Est ce que je dois feindre de faire mienne cette idée d'époque, comme on dit IN, que la misère sexuelle définirait notre contemporanéité ?
Dois je presser mon esprit à la maigre équation idiote CAPITALISME égal FRUSTRATION SEXUELLE.
Mon capitalisme à moi m'a nourri de délicieuses rencontres. Certes il n'a pas remplit mon compte en banque, mais jamais limité, enrayé mes aventures sexuelles.
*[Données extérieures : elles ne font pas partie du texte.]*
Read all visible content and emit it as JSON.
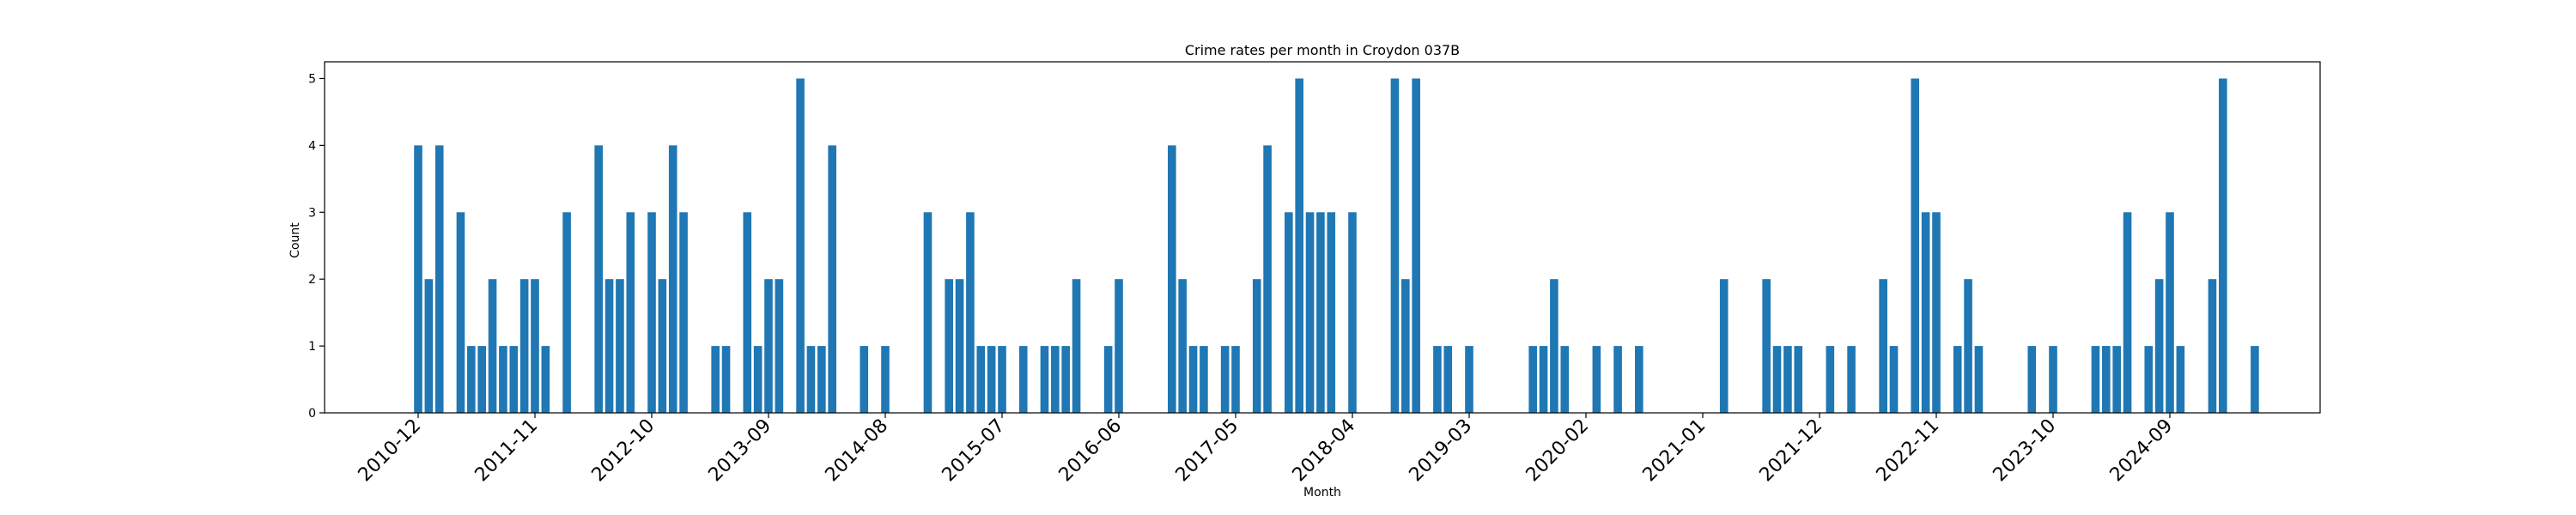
{
  "chart_data": {
    "type": "bar",
    "title": "Crime rates per month in Croydon 037B",
    "xlabel": "Month",
    "ylabel": "Count",
    "ylim": [
      0,
      5.25
    ],
    "yticks": [
      0,
      1,
      2,
      3,
      4,
      5
    ],
    "xticks": [
      "2010-12",
      "2011-11",
      "2012-10",
      "2013-09",
      "2014-08",
      "2015-07",
      "2016-06",
      "2017-05",
      "2018-04",
      "2019-03",
      "2020-02",
      "2021-01",
      "2021-12",
      "2022-11",
      "2023-10",
      "2024-09"
    ],
    "grid": false,
    "color": "#1f77b4",
    "bars": [
      [
        "2010-12",
        4
      ],
      [
        "2011-01",
        2
      ],
      [
        "2011-02",
        4
      ],
      [
        "2011-04",
        3
      ],
      [
        "2011-05",
        1
      ],
      [
        "2011-06",
        1
      ],
      [
        "2011-07",
        2
      ],
      [
        "2011-08",
        1
      ],
      [
        "2011-09",
        1
      ],
      [
        "2011-10",
        2
      ],
      [
        "2011-11",
        2
      ],
      [
        "2011-12",
        1
      ],
      [
        "2012-02",
        3
      ],
      [
        "2012-05",
        4
      ],
      [
        "2012-06",
        2
      ],
      [
        "2012-07",
        2
      ],
      [
        "2012-08",
        3
      ],
      [
        "2012-10",
        3
      ],
      [
        "2012-11",
        2
      ],
      [
        "2012-12",
        4
      ],
      [
        "2013-01",
        3
      ],
      [
        "2013-04",
        1
      ],
      [
        "2013-05",
        1
      ],
      [
        "2013-07",
        3
      ],
      [
        "2013-08",
        1
      ],
      [
        "2013-09",
        2
      ],
      [
        "2013-10",
        2
      ],
      [
        "2013-12",
        5
      ],
      [
        "2014-01",
        1
      ],
      [
        "2014-02",
        1
      ],
      [
        "2014-03",
        4
      ],
      [
        "2014-06",
        1
      ],
      [
        "2014-08",
        1
      ],
      [
        "2014-12",
        3
      ],
      [
        "2015-02",
        2
      ],
      [
        "2015-03",
        2
      ],
      [
        "2015-04",
        3
      ],
      [
        "2015-05",
        1
      ],
      [
        "2015-06",
        1
      ],
      [
        "2015-07",
        1
      ],
      [
        "2015-09",
        1
      ],
      [
        "2015-11",
        1
      ],
      [
        "2015-12",
        1
      ],
      [
        "2016-01",
        1
      ],
      [
        "2016-02",
        2
      ],
      [
        "2016-05",
        1
      ],
      [
        "2016-06",
        2
      ],
      [
        "2016-11",
        4
      ],
      [
        "2016-12",
        2
      ],
      [
        "2017-01",
        1
      ],
      [
        "2017-02",
        1
      ],
      [
        "2017-04",
        1
      ],
      [
        "2017-05",
        1
      ],
      [
        "2017-07",
        2
      ],
      [
        "2017-08",
        4
      ],
      [
        "2017-10",
        3
      ],
      [
        "2017-11",
        5
      ],
      [
        "2017-12",
        3
      ],
      [
        "2018-01",
        3
      ],
      [
        "2018-02",
        3
      ],
      [
        "2018-04",
        3
      ],
      [
        "2018-08",
        5
      ],
      [
        "2018-09",
        2
      ],
      [
        "2018-10",
        5
      ],
      [
        "2018-12",
        1
      ],
      [
        "2019-01",
        1
      ],
      [
        "2019-03",
        1
      ],
      [
        "2019-09",
        1
      ],
      [
        "2019-10",
        1
      ],
      [
        "2019-11",
        2
      ],
      [
        "2019-12",
        1
      ],
      [
        "2020-03",
        1
      ],
      [
        "2020-05",
        1
      ],
      [
        "2020-07",
        1
      ],
      [
        "2021-03",
        2
      ],
      [
        "2021-07",
        2
      ],
      [
        "2021-08",
        1
      ],
      [
        "2021-09",
        1
      ],
      [
        "2021-10",
        1
      ],
      [
        "2022-01",
        1
      ],
      [
        "2022-03",
        1
      ],
      [
        "2022-06",
        2
      ],
      [
        "2022-07",
        1
      ],
      [
        "2022-09",
        5
      ],
      [
        "2022-10",
        3
      ],
      [
        "2022-11",
        3
      ],
      [
        "2023-01",
        1
      ],
      [
        "2023-02",
        2
      ],
      [
        "2023-03",
        1
      ],
      [
        "2023-08",
        1
      ],
      [
        "2023-10",
        1
      ],
      [
        "2024-02",
        1
      ],
      [
        "2024-03",
        1
      ],
      [
        "2024-04",
        1
      ],
      [
        "2024-05",
        3
      ],
      [
        "2024-07",
        1
      ],
      [
        "2024-08",
        2
      ],
      [
        "2024-09",
        3
      ],
      [
        "2024-10",
        1
      ],
      [
        "2025-01",
        2
      ],
      [
        "2025-02",
        5
      ],
      [
        "2025-05",
        1
      ]
    ]
  }
}
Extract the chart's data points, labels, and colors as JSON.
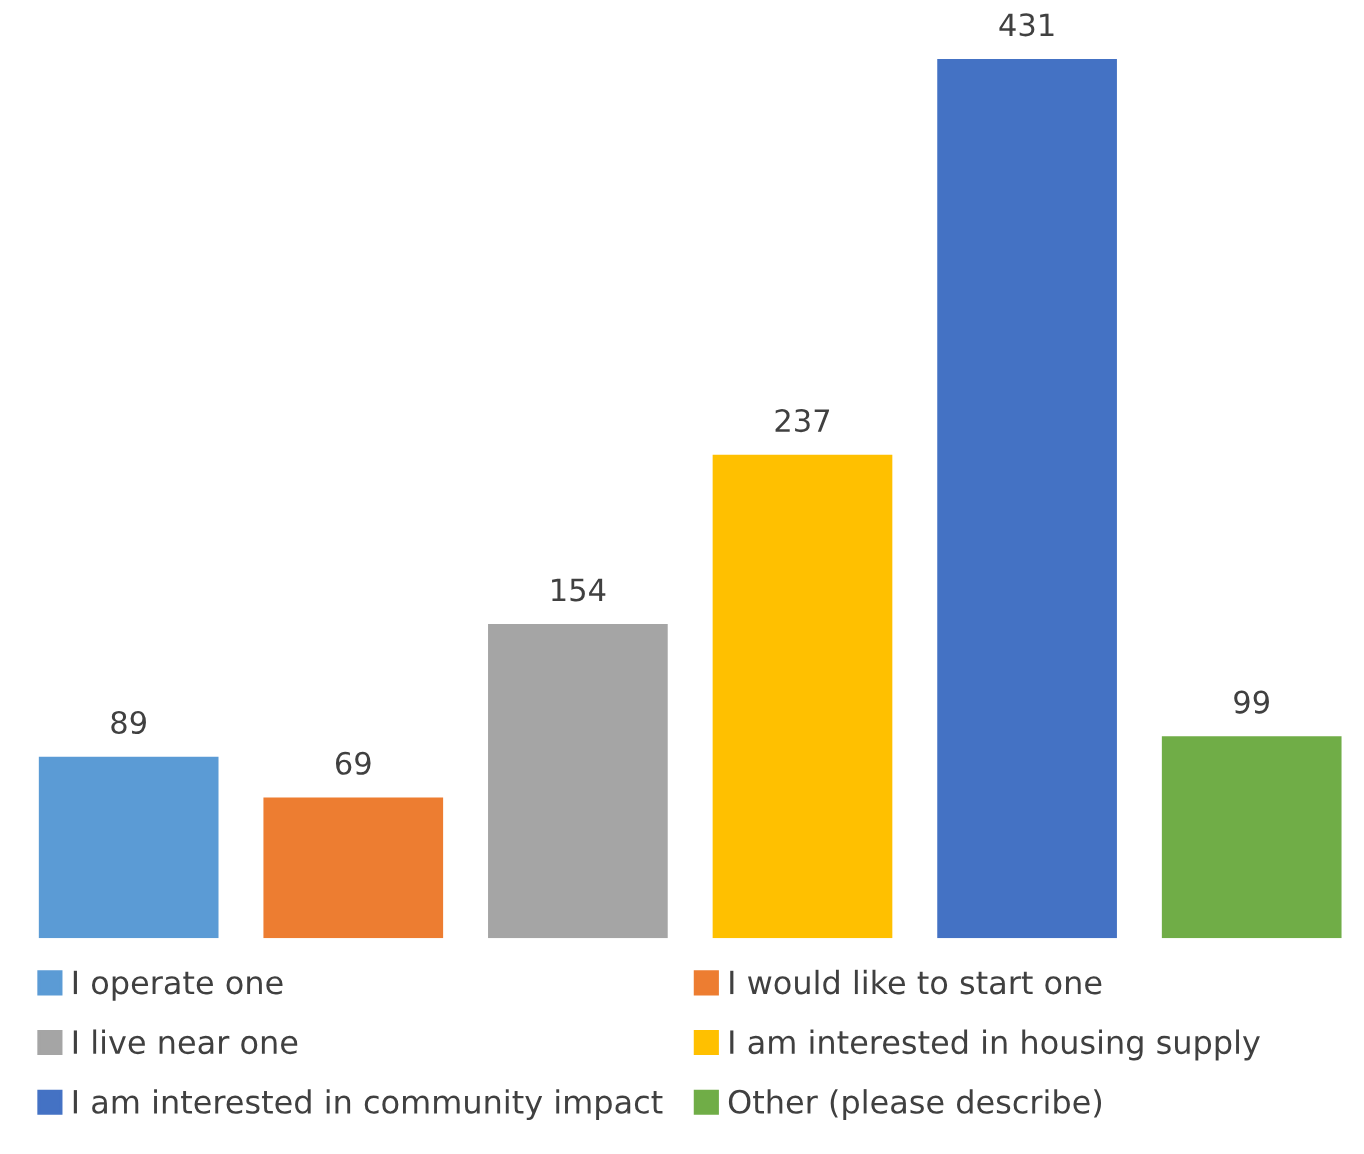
{
  "chart_data": {
    "type": "bar",
    "categories": [
      null
    ],
    "data_labels": true,
    "legend": "bottom",
    "series": [
      {
        "name": "I operate one",
        "color": "#5b9bd5",
        "values": [
          89
        ]
      },
      {
        "name": "I would like to start one",
        "color": "#ed7d31",
        "values": [
          69
        ]
      },
      {
        "name": "I live near one",
        "color": "#a5a5a5",
        "values": [
          154
        ]
      },
      {
        "name": "I am interested in housing supply",
        "color": "#ffc000",
        "values": [
          237
        ]
      },
      {
        "name": "I am interested in community impact",
        "color": "#4472c4",
        "values": [
          431
        ]
      },
      {
        "name": "Other (please describe)",
        "color": "#70ad47",
        "values": [
          99
        ]
      }
    ]
  }
}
Il me semble qu'un autre régime que celui dit capitaliste ne m'aurait pas permis autaut de variétés de plaisirs et de débauche. Sommes nous plus frustré qu'à l'époque de la ruralité et des sodomies zoophiles ? Si le capitalisme a perverti une chose ça n'est pas notre désir et nos sexualités, mais nos égos, nos narcissismes en nous leurrant sur nos possibilités, et nous laissant croire dans nos virtualités.
Historiens à vos plumes...damner le pion à ce postulat imbécile et faux.
La frustration a peut-être crée le Capitalisme pas l'inverse, et quand je parle de frustration, je ne parle pas de frustration sexuelle,
Baisez cinq heures par jour, pendant six mois...vous n'en serez pas moins frustré. Soyez en sur. Regardez Mao et ses mille queues, était-il plus heureux.
Lié la frustration au sexe et une bêtise incommensurable.
La frustration est antérieur au sexe qui en est que la partie emmergée de l'iceberg.
Le désir n'est pas le problème de l'homme contrairement à l'idiote théorie dostoeivskienne, le mal entendu de Schopenhauer relayé par Houellebecq (en piètre lecteur): l'assomant a priori chrétien! En fait aryen.
Le désir sexuel est ce qui fait l'homme, ce qui le mène en tout point, même quand il croit ne plus désirer en se joignant à Bouddha, la sexualité n'est jamais ratée, car même ratée, elle fait son chemin, elle crée, elle invente.
La frustration ne sont que inventions comptables ou d'école. La frustration n'est qu'un frein que nous nous sommes imposé pour ne pas sortir des écoles et des églises. Le désir sexuel est amorale, ni immoral, ni moral, amoral.
Le commerce des hommes et la pensée chrétienne et ses ersatz même scientistes ou laiques perpétuent Schopenhauer en tête l'illusion d'une sainté humaine débarrassée de désir.
L'égo, la tumeur égotique (dénoncé déjà par Stendhal) est seule responsable de la machine à enrayé la force inventive de la sexualité, à condition de comprendre que l'homme, tout comme le manque, la frustration, ne sont que des péripéties sur le chemin de la sexualité du Monde.